“The R-Files” is an occasional series from Revolution Analytics, where we profile prominent members of the R Community.
Name: Dirk Eddelbuettel
Background: Ph.D. (EHESS, France), Quantitative Analyst
Years Using R: About 15
Known for: RQuantlib, Rcpp/RInside, R packaging for Debian/Ubuntu, Task
Dirk Eddelbuettel is an active member of the R community who has been contributing packages to CRAN for nearly a decade. An early adopter of Linux, he was first introduced to R in 1996. “The world was smaller then–much of the open source community were reading the same mailing lists and news groups at the time,” he said. “I had known about S for several years, and was starting to use S+ in my first job out of graduate school. So when I learned about R, there was a natural curiosity about this implementation and what it could do as a next step for data analysis.”
Eddelbuettel is also an early contributor to the Debian project, where he got in contact with Doug Bates. It was Bates, who was already a long-time S user and R Core contributor himself, who helped Eddelbuettel with some early steps in R. He became increasingly interested in R, started to co-maintain it in Debian with Bates, and began to use it for more and more projects. Since he already had a background with S, he was not as affected by the learning curve that can come with R and was soon actively developing packages.
To date, Eddelbuettel has authored or co-authored well over a dozen packages in CRAN, including RQuantLib (an R interface to the QuantLib libraries), digest, RDieHarder, and the popular Rcpp (C++ classes for extending R with C/C++ functions, which is now co-authored with Romain Francois counting on frequent contribution by Bates and John Chambers) and RInside (for embedding R in C++ applications, now also co-authored with Romain Francois). He has also been a contributor to other R-Forge projects including phylobase, inline and blotter. He is editor of the CRAN Task Views for Finance as well as High-Performance Computing, and serves as an editor at the Journal of Statistical Software.
When asked about what draws him to R, Eddelbuettel echoes a common sentiment. “Behind R stands an exceptional community that’s comprised of many of the world’s brightest, savviest statistical minds. I get so much out of R and I'm happy to be able to contribute a little bit back, be in the form of new packages or the Debian packaging.” He adds, “While I do use R during my day job, it's also a hobby of mine. I build packages that I think solve interesting problems and hopefully benefit the community, and I know that there are many others out there with the same mindset, doing the same thing.”

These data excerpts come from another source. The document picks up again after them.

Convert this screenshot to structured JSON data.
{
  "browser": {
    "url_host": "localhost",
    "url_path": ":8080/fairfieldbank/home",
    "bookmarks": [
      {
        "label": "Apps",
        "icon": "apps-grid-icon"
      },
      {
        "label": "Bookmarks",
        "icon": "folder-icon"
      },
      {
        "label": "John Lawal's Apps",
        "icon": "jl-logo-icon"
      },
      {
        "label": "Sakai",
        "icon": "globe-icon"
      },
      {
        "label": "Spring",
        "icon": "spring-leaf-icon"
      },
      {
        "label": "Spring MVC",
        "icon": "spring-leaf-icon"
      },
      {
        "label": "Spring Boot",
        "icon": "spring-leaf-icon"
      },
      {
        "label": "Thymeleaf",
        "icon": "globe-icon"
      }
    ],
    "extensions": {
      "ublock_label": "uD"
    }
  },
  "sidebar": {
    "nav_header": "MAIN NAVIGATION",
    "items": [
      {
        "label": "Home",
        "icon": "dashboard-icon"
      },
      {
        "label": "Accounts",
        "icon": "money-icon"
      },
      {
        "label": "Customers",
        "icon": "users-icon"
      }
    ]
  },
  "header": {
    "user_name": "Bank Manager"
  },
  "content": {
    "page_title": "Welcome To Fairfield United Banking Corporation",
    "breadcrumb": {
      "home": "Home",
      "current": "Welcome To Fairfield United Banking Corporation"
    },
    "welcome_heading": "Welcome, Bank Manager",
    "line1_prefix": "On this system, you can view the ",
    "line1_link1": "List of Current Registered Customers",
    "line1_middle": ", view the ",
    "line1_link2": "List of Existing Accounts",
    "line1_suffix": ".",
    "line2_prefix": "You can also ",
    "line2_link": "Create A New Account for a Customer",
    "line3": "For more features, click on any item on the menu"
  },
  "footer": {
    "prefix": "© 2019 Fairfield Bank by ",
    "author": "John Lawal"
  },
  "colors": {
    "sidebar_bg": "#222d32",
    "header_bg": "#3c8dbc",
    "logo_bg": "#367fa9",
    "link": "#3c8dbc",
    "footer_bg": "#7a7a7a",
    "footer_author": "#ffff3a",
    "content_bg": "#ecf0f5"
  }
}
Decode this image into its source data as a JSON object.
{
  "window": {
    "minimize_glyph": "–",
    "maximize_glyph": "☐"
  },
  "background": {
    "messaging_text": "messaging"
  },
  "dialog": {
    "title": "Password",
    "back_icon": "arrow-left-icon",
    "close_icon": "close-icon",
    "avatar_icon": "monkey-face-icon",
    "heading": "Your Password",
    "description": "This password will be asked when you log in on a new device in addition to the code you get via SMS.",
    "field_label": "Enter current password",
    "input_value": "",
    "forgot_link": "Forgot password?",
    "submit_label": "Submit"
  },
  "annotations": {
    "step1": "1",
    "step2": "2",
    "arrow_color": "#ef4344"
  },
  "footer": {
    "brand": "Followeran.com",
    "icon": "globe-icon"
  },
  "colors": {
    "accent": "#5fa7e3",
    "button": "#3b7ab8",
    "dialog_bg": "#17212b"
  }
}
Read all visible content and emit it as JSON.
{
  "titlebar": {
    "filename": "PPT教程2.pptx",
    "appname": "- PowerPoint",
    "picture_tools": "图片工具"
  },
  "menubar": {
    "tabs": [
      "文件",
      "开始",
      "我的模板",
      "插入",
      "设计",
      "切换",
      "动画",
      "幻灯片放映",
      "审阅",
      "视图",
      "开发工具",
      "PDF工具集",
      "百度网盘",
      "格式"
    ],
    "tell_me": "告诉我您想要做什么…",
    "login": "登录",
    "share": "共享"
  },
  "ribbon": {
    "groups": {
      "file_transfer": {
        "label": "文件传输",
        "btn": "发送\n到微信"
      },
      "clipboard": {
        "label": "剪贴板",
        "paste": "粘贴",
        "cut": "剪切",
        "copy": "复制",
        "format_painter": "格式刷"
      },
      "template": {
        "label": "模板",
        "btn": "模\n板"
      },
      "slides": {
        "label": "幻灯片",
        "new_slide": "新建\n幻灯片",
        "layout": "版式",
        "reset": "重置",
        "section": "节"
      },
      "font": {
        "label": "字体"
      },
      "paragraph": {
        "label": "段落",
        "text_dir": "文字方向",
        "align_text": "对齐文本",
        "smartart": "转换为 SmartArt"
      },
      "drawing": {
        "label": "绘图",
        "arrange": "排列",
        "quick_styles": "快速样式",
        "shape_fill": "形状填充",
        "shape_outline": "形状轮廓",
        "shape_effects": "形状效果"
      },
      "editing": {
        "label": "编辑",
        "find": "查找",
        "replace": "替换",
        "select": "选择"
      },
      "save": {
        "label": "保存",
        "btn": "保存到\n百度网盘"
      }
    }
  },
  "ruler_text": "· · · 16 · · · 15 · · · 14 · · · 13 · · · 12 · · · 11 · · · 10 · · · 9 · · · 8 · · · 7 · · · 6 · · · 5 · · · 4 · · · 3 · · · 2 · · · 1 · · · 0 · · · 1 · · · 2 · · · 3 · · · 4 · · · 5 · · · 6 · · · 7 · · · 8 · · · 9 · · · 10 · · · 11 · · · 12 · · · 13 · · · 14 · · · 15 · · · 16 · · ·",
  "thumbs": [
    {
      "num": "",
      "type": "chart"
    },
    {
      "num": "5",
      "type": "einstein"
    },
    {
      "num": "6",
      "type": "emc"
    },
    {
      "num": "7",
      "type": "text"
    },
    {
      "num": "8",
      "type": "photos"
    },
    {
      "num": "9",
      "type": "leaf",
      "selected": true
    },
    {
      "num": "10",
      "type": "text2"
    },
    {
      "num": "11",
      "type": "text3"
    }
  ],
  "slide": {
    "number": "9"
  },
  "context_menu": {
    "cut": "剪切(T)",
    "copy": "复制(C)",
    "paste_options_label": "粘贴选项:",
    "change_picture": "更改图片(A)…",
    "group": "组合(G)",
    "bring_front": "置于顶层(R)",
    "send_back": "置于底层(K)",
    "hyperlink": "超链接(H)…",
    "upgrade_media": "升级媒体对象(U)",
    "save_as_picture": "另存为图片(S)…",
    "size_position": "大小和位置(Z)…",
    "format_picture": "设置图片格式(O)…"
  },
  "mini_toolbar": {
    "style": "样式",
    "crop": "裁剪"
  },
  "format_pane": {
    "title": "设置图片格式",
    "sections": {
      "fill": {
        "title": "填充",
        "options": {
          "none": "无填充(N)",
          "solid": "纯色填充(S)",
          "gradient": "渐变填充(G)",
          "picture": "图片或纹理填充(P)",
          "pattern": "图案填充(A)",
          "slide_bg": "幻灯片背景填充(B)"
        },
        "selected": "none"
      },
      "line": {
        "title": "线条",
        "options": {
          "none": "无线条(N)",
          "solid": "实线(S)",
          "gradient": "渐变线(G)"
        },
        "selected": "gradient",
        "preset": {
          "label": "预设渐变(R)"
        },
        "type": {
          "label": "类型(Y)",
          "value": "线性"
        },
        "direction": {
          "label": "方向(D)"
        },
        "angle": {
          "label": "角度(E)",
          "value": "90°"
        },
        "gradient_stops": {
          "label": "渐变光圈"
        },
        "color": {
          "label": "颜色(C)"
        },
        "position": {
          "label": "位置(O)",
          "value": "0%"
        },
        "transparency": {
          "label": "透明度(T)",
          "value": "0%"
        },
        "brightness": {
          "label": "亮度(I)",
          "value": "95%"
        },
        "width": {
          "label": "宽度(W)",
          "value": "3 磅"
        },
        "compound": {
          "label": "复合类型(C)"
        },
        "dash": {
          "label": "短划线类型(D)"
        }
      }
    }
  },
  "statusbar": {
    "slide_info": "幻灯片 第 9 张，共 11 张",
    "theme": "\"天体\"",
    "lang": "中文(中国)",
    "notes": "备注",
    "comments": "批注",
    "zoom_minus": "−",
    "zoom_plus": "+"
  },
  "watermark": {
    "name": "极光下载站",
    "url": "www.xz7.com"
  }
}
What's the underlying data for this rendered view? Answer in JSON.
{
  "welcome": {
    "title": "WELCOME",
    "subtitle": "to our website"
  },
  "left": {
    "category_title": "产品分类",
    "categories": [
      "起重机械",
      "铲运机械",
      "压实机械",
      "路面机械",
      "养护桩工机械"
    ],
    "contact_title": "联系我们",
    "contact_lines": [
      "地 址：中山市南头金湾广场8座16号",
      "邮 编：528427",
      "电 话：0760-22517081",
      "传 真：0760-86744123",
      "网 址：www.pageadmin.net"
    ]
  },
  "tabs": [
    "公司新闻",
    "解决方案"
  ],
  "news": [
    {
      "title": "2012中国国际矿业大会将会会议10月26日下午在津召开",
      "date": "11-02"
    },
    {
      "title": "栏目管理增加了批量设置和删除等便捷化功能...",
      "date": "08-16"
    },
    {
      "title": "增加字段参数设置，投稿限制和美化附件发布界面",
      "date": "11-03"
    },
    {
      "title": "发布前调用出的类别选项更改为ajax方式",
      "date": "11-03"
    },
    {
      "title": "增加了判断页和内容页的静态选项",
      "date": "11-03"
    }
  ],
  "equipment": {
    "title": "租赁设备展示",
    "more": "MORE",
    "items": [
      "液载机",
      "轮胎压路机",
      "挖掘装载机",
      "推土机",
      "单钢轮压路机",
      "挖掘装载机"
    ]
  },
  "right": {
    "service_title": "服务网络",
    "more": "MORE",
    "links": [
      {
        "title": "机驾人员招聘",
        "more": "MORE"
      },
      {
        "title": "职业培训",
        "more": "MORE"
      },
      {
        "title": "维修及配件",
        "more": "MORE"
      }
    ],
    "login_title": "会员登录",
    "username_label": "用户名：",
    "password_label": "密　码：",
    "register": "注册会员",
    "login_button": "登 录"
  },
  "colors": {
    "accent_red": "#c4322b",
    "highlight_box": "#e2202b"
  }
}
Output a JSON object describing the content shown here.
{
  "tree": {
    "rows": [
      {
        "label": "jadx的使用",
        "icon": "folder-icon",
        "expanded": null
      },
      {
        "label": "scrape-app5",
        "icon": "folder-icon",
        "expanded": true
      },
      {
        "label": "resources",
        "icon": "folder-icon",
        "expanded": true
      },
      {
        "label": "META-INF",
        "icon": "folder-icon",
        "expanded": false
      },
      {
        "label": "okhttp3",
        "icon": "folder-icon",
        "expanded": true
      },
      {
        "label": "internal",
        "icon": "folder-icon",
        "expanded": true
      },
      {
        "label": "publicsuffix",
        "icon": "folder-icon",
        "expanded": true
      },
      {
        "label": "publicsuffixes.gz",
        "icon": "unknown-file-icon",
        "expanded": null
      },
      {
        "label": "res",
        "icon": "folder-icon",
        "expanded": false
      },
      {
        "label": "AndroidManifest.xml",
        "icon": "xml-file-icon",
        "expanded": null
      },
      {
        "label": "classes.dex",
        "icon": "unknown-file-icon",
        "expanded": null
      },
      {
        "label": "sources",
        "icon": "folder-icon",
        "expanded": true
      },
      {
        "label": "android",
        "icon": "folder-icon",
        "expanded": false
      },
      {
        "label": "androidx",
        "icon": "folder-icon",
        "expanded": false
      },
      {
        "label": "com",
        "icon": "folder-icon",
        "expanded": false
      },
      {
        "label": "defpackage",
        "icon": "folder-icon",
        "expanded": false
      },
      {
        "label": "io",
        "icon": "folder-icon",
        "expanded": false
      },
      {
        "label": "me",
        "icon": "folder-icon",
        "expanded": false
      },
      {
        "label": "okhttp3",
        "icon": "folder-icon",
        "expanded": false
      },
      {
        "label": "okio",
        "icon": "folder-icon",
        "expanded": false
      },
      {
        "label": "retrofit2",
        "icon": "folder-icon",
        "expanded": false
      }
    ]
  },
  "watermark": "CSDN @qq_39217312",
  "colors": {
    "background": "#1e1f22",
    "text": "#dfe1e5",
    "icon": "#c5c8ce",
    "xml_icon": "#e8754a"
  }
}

Looking to the future, Eddelbuettel acknowledges that it's difficult to predict new developments for R, given that it's driven by a diverse community with a multitude of interests and pursuits. “It's hard to speculate where R will go in the next few years–it's not like there's any official governing body. If you want to see something new in R, do it. That's the inherent beauty of R: it's driven by both the R Core group and the the community at large –especially the researchers and developers that continue to innovate and introduce new things to R.”